背後には背の低いスポーツカーと、百五十センチほどの高さの壁。男はそれを横目で確認すると、口角を僅かに上げる。
「よし、俺が死ぬか、お前が死ぬかのチキンレースだ」
バクバクと心臓が高鳴り、景色が遅くなる。カンっと地面を打つマガジン。防刃防弾の黒いコートから新しいマガジンを取り出して装填。
「ヴルゥゥゥアアアアアアアアアアア!!」
バイクのエンジン音のように空気を振るわせる雄叫びとをあげて、突っ込んでくるチャージャー。その姿は機関車の如き威圧感を放ち、体は逃げろ逃げろと叫ぶ。
だが、チャンスは二度はない。奴らの複眼は、虫ほどとはいかないが、とんでもない動体視力を持ち、種類によっては弾丸を避ける奴もいると聞く。
十メートル、八メートル、どんどんとと縮まる距離。五メートルを切ったと同時に、チャージャーに背を向けて壁へと走る。

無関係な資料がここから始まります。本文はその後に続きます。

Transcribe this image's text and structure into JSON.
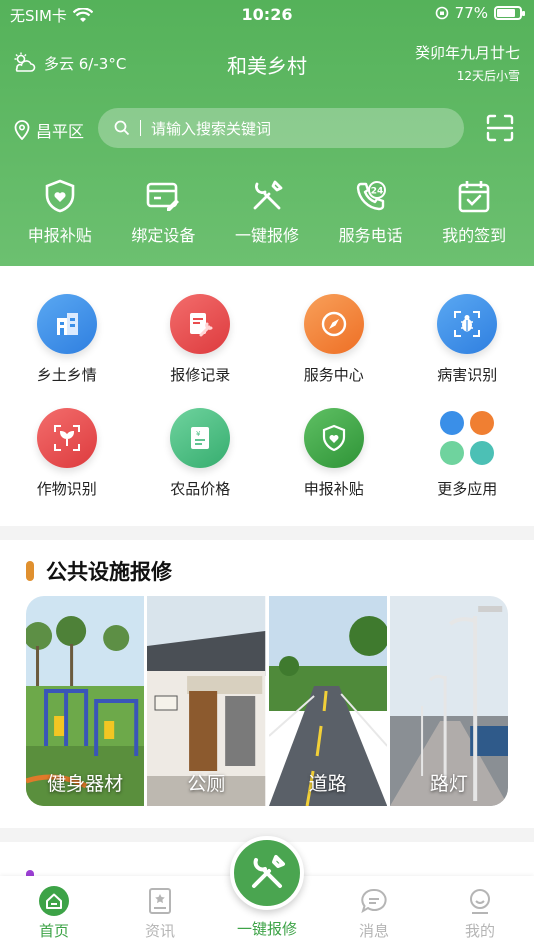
{
  "status_bar": {
    "carrier": "无SIM卡",
    "time": "10:26",
    "battery": "77%"
  },
  "header": {
    "weather": "多云 6/-3°C",
    "title": "和美乡村",
    "lunar_date": "癸卯年九月廿七",
    "forecast": "12天后小雪",
    "location": "昌平区",
    "search_placeholder": "请输入搜索关键词"
  },
  "quick_actions": [
    {
      "label": "申报补贴",
      "icon": "shield-heart-icon"
    },
    {
      "label": "绑定设备",
      "icon": "card-pen-icon"
    },
    {
      "label": "一键报修",
      "icon": "tools-icon"
    },
    {
      "label": "服务电话",
      "icon": "phone-24-icon"
    },
    {
      "label": "我的签到",
      "icon": "calendar-check-icon"
    }
  ],
  "grid_menu": [
    {
      "label": "乡土乡情",
      "icon": "building-icon",
      "color": "#3a8fe8"
    },
    {
      "label": "报修记录",
      "icon": "record-wrench-icon",
      "color": "#ea4d4f"
    },
    {
      "label": "服务中心",
      "icon": "compass-icon",
      "color": "#f07f32"
    },
    {
      "label": "病害识别",
      "icon": "bug-scan-icon",
      "color": "#3a8fe8"
    },
    {
      "label": "作物识别",
      "icon": "sprout-scan-icon",
      "color": "#ea4d4f"
    },
    {
      "label": "农品价格",
      "icon": "price-card-icon",
      "color": "#4cbc83"
    },
    {
      "label": "申报补贴",
      "icon": "shield-heart-icon",
      "color": "#3da347"
    },
    {
      "label": "更多应用",
      "icon": "apps-dots-icon",
      "color": "#3a8fe8"
    }
  ],
  "facility_section": {
    "title": "公共设施报修",
    "items": [
      {
        "label": "健身器材"
      },
      {
        "label": "公厕"
      },
      {
        "label": "道路"
      },
      {
        "label": "路灯"
      }
    ]
  },
  "bottom_nav": {
    "items": [
      {
        "label": "首页",
        "icon": "home-icon"
      },
      {
        "label": "资讯",
        "icon": "news-icon"
      },
      {
        "label": "一键报修",
        "icon": "tools-icon"
      },
      {
        "label": "消息",
        "icon": "message-icon"
      },
      {
        "label": "我的",
        "icon": "profile-icon"
      }
    ]
  },
  "colors": {
    "brand_green": "#55b25a",
    "active_nav": "#3da347",
    "section_bar": "#e0902f"
  }
}
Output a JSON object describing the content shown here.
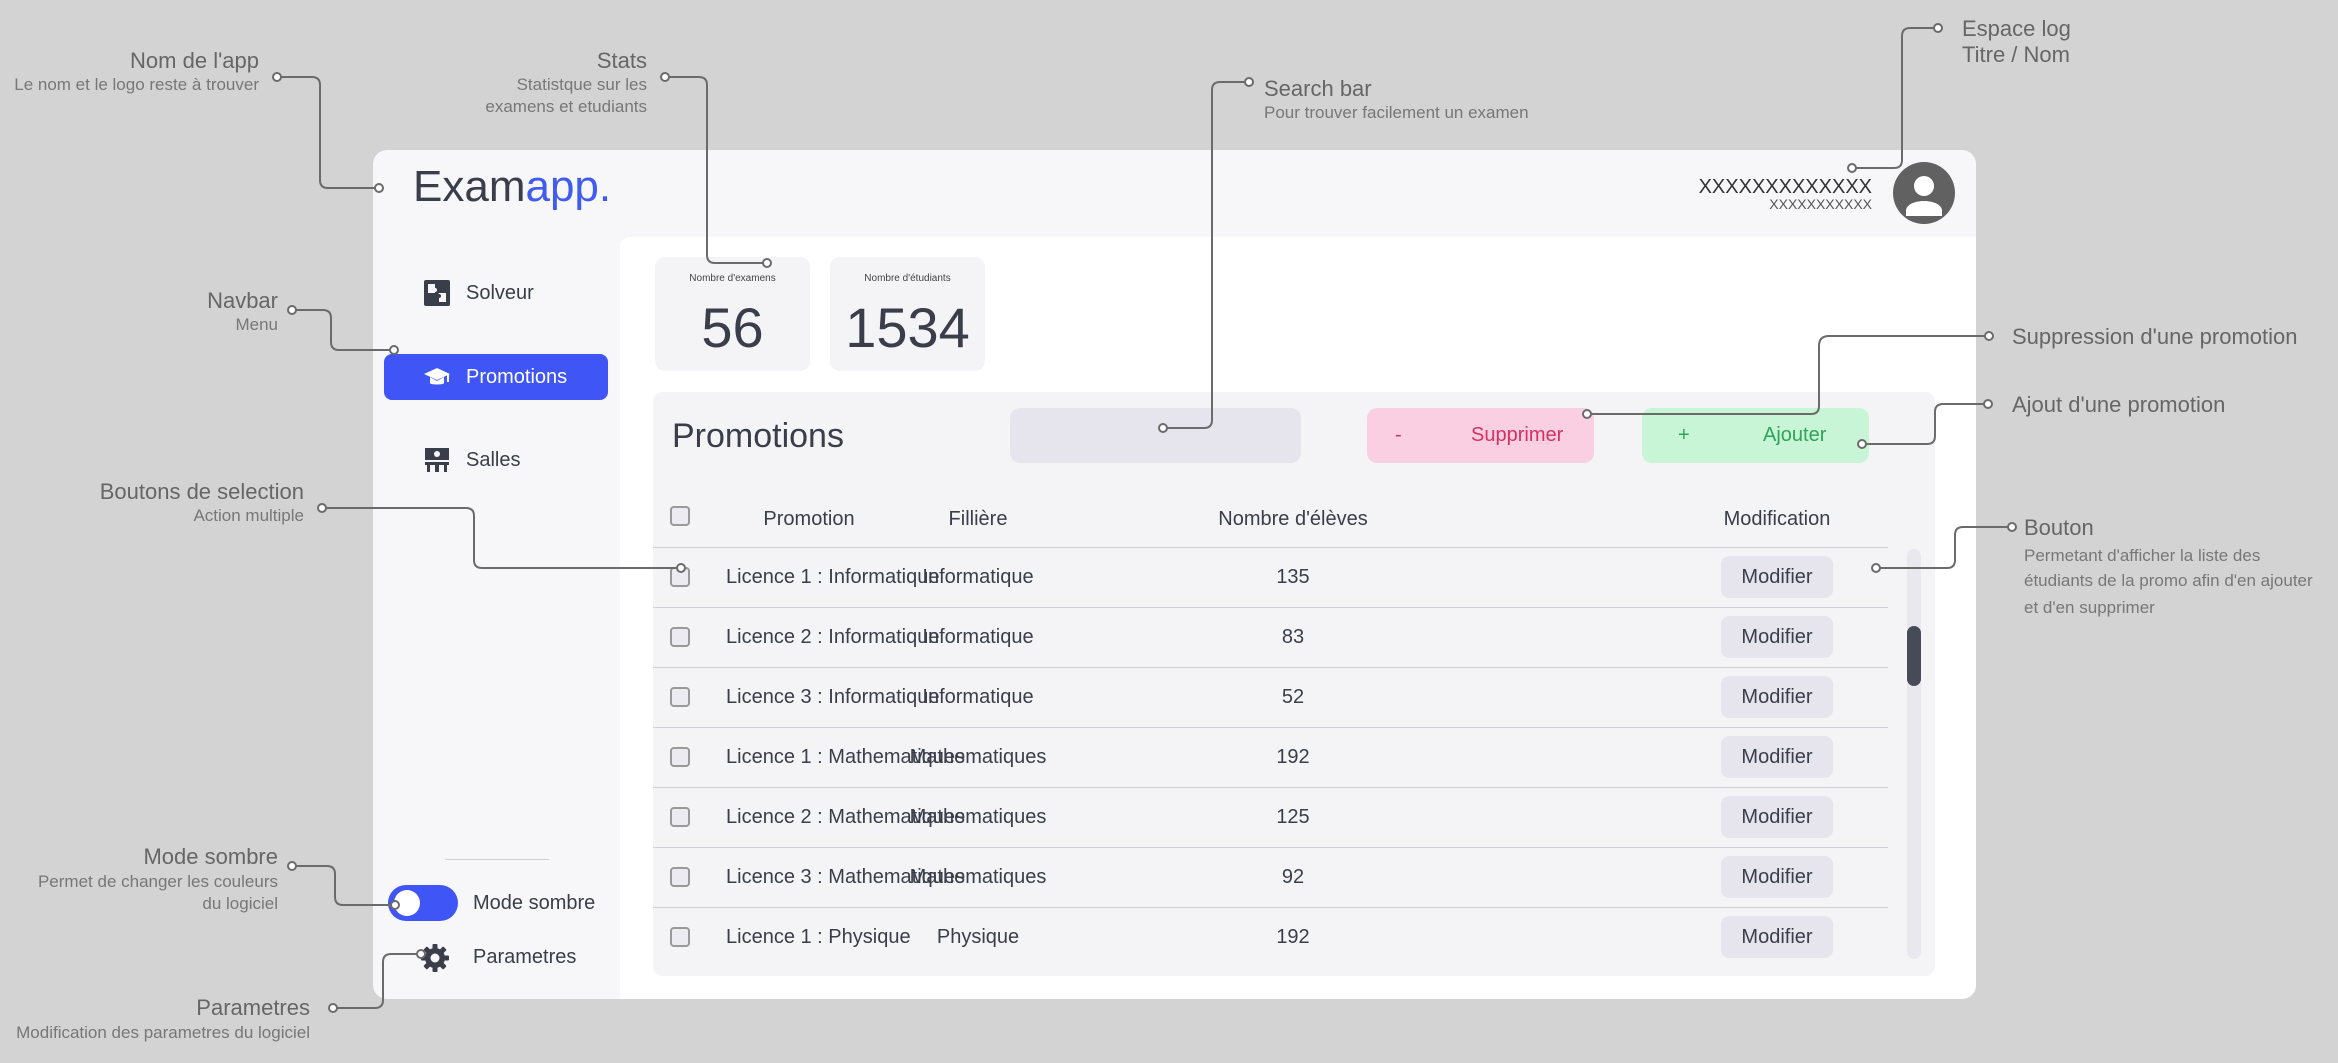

背後から追ってくる地獄行きの機関車に轢かれてたまるか。走る勢いをそのままでスポーツカーを踏み、壁を駆け上がるようにして後ろへと跳ぶ。
一瞬だけ向かい合うその刹那。
思い通りの状態に笑みが浮かぶ。叩き潰そうと手を伸ばすチャージャーの顔に向けて五度銃声が響き、鉛玉が複眼をガラスのように砕いて進む。
―――ズガンッ!!
卵の殻が割れるように壁が砕け、そのまま宙へと飛び出していくチャージャーの巨躯。
「俺の勝ちだ。地獄に落ちろ。筋肉達磨」
悔し気な咆哮をあげて落ちていき、蟹が踏みつぶされたような生々しい音が遅れて勝利を告げる。